Iraqi writer Ali Abdel-Amir told the Weekly that senior Iraqi politicians have complained to Paul Bremer, head of the American administration in Iraq, that the failure to track down Saddam is discouraging many Iraqis from participating in the new administration the Americans plan to install. "People are still afraid that Saddam might make a comeback and take revenge," he said in a telephone interview from Baghdad.
Although attacks against US troops have been sporadic and localised, some of the fighters appear to have been coordinated on a local level by fugitive members of the Saddam Fedayeen and remnants of the former Iraqi intelligence service.
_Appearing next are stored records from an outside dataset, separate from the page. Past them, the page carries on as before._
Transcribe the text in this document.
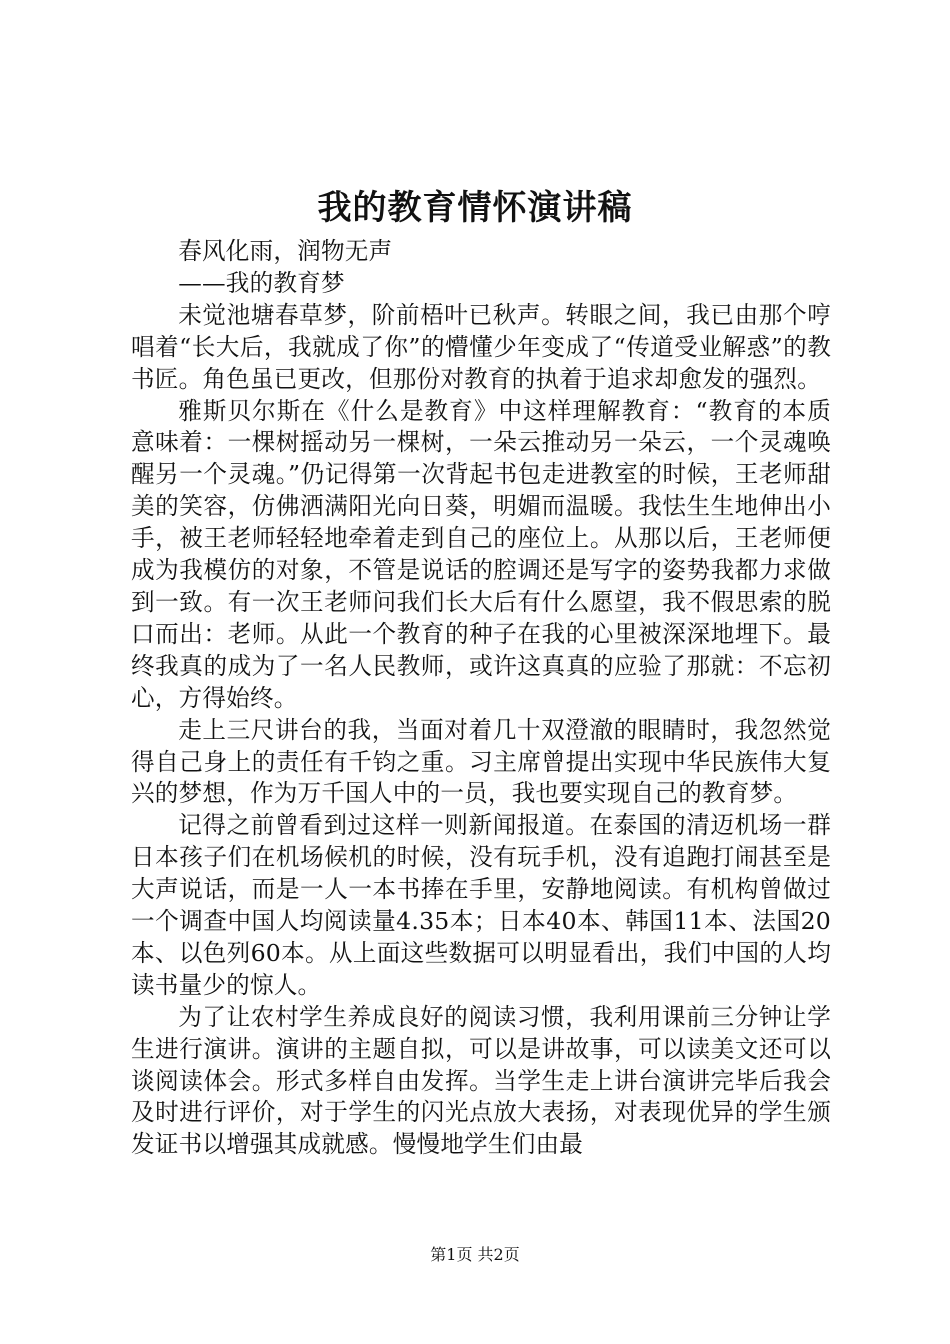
我的教育情怀演讲稿

春风化雨，润物无声

——我的教育梦

未觉池塘春草梦，阶前梧叶已秋声。转眼之间，我已由那个哼唱着“长大后，我就成了你”的懵懂少年变成了“传道受业解惑”的教书匠。角色虽已更改，但那份对教育的执着于追求却愈发的强烈。

雅斯贝尔斯在《什么是教育》中这样理解教育：“教育的本质意味着：一棵树摇动另一棵树，一朵云推动另一朵云，一个灵魂唤醒另一个灵魂。”仍记得第一次背起书包走进教室的时候，王老师甜美的笑容，仿佛洒满阳光向日葵，明媚而温暖。我怯生生地伸出小手，被王老师轻轻地牵着走到自己的座位上。从那以后，王老师便成为我模仿的对象，不管是说话的腔调还是写字的姿势我都力求做到一致。有一次王老师问我们长大后有什么愿望，我不假思索的脱口而出：老师。从此一个教育的种子在我的心里被深深地埋下。最终我真的成为了一名人民教师，或许这真真的应验了那就：不忘初心，方得始终。

走上三尺讲台的我，当面对着几十双澄澈的眼睛时，我忽然觉得自己身上的责任有千钧之重。习主席曾提出实现中华民族伟大复兴的梦想，作为万千国人中的一员，我也要实现自己的教育梦。

记得之前曾看到过这样一则新闻报道。在泰国的清迈机场一群日本孩子们在机场候机的时候，没有玩手机，没有追跑打闹甚至是大声说话，而是一人一本书捧在手里，安静地阅读。有机构曾做过一个调查中国人均阅读量4.35本；日本40本、韩国11本、法国20本、以色列60本。从上面这些数据可以明显看出，我们中国的人均读书量少的惊人。

为了让农村学生养成良好的阅读习惯，我利用课前三分钟让学生进行演讲。演讲的主题自拟，可以是讲故事，可以读美文还可以谈阅读体会。形式多样自由发挥。当学生走上讲台演讲完毕后我会及时进行评价，对于学生的闪光点放大表扬，对表现优异的学生颁发证书以增强其成就感。慢慢地学生们由最

第1页 共2页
On Saturday the Baghdad newspaper Al- Ahali quoted a Kurdish leader as saying that Saddam's Fedayeen could soon resurface, reorganised and ready to carry out attacks against American forces.
Iraq's US-led administration announced on Monday that it was finalising plans to create a new Iraqi army and pay off disgruntled members of the dissolved armed forces. Anger among unpaid soldiers boiled over into violence after Bremer dissolved the armed forces, security agencies and ministries of defence and information last month, laying off an estimated 400,000 people as part of the drive to purge Iraq of its Ba'th Party legacy.
Walter Slocomb, in charge of creating the new army, said that the American authorities will pay monthly stipends to former officers of the Iraqi army and Saddam's republican guard. The measures are aimed at easing tensions with the former officers and intended to woo them away from Saddam's loyalists.